As Rayan El Amine, Lizzy Ratner, and I wrote on Tuesday, we decided to do “A Day for Gaza” for a few reasons: to highlight the ongoing crisis that the people of Gaza are facing at the hands of Israel and its allies; to recommit ourselves to covering this critical issue and to giving Palestinians the opportunity to tell their own stories; and to offer an invitation and a challenge to other members of the media, who seem to have all but forgotten about this ongoing tragedy. Coverage of Gaza has plummeted in the months since the so-called “ceasefire” was declared in October, even as Israel’s genocidal ambitions have not wavered. We were determined to make a statement about our own resolve not to look away and to press our fellow journalists to do the same.
But none of that is as important as the pieces themselves. There’s Nation writer Mohammed R. Mhawish’s piercing analysis of the hollowness of the ceasefire; Asmaa Dwaima’s devastating elegy to her late sister; Deema Hattab’s loving reconstruction of the many cultural landmarks that have been lost to the genocide; and Ali Skaik’s beautiful, heartbreaking conversation with the denizens of a single block in Gaza City, just to name a few. The rest of the pieces range just as widely—from literary criticism to dreams to photography to personal testimony.
It’s no small thing for a news organization, in the midst of a seemingly endless constellation of crises both at home and abroad, to pause its operations for a day in support of a cause. That is why I am proud to work for The Nation. I hope you spend some time with all the pieces from “A Day for Gaza” this weekend and follow the brilliant writers, artists, and thinkers featured in the package. And I hope that you, too, will keep your eyes on Gaza.
Jack Mirkinson
Senior Editor, The Nation

Thanks JVL for enabling a UK audience to read this thought-provoking set of articles from the USA’s “The Nation”.
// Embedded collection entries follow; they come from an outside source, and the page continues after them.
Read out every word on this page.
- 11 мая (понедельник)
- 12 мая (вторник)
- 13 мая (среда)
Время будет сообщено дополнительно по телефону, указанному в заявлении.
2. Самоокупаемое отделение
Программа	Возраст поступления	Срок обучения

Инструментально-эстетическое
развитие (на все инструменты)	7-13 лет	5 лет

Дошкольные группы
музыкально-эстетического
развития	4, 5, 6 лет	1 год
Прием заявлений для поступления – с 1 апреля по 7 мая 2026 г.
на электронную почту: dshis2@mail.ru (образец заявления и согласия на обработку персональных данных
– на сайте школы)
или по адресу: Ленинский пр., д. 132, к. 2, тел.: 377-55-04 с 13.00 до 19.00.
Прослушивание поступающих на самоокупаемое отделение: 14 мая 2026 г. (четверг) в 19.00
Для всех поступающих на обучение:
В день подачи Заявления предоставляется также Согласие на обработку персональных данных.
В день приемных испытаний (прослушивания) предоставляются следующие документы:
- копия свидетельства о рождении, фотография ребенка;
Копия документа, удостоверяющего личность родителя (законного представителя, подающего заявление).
The Palestinians’ struggle for an end to ethnic cleansing, land theft and the most heinous crimes against its people has already lasted 100 years. It’s exhausting and agonising. But counter-intuitively, I feel the sheer hell the Israeli government brought down on Gaza and on the West Bank since 8th Oct 2023 have speeded up the destruction of Israel’s ability to do future harm to the Palestinians, Middle East and world.
If the USA state survives Trump and co, the Israeli government and Israelis have lost the all important support of America and Americans. A younger generation of Americans coming into positions of influence are now indifferent or hostile to Israel. The autocrat Arab states have made direct links with the USA and the West generally without needing to frame their diplomacy within the context of the USA-Israel relationships. Western countries that normally trail along in America’s wake are having to rethink their policies after Trump’s attacks on NATO, tariff wars, etc. Their refusal to join Trump’s appalling “Board of Peace” is one of its “first fruits”.
The merciless attacks on the Palestinians’ lives, property, heritage, human and statehood rights and governance continue – we can only hope they manage to hold on.
I still think they’ll win this long war. Their chances of doing so will improve when the rest of the world ends the impunity of Israel’s government and of criminal Israelis to prosecutions for war crimes.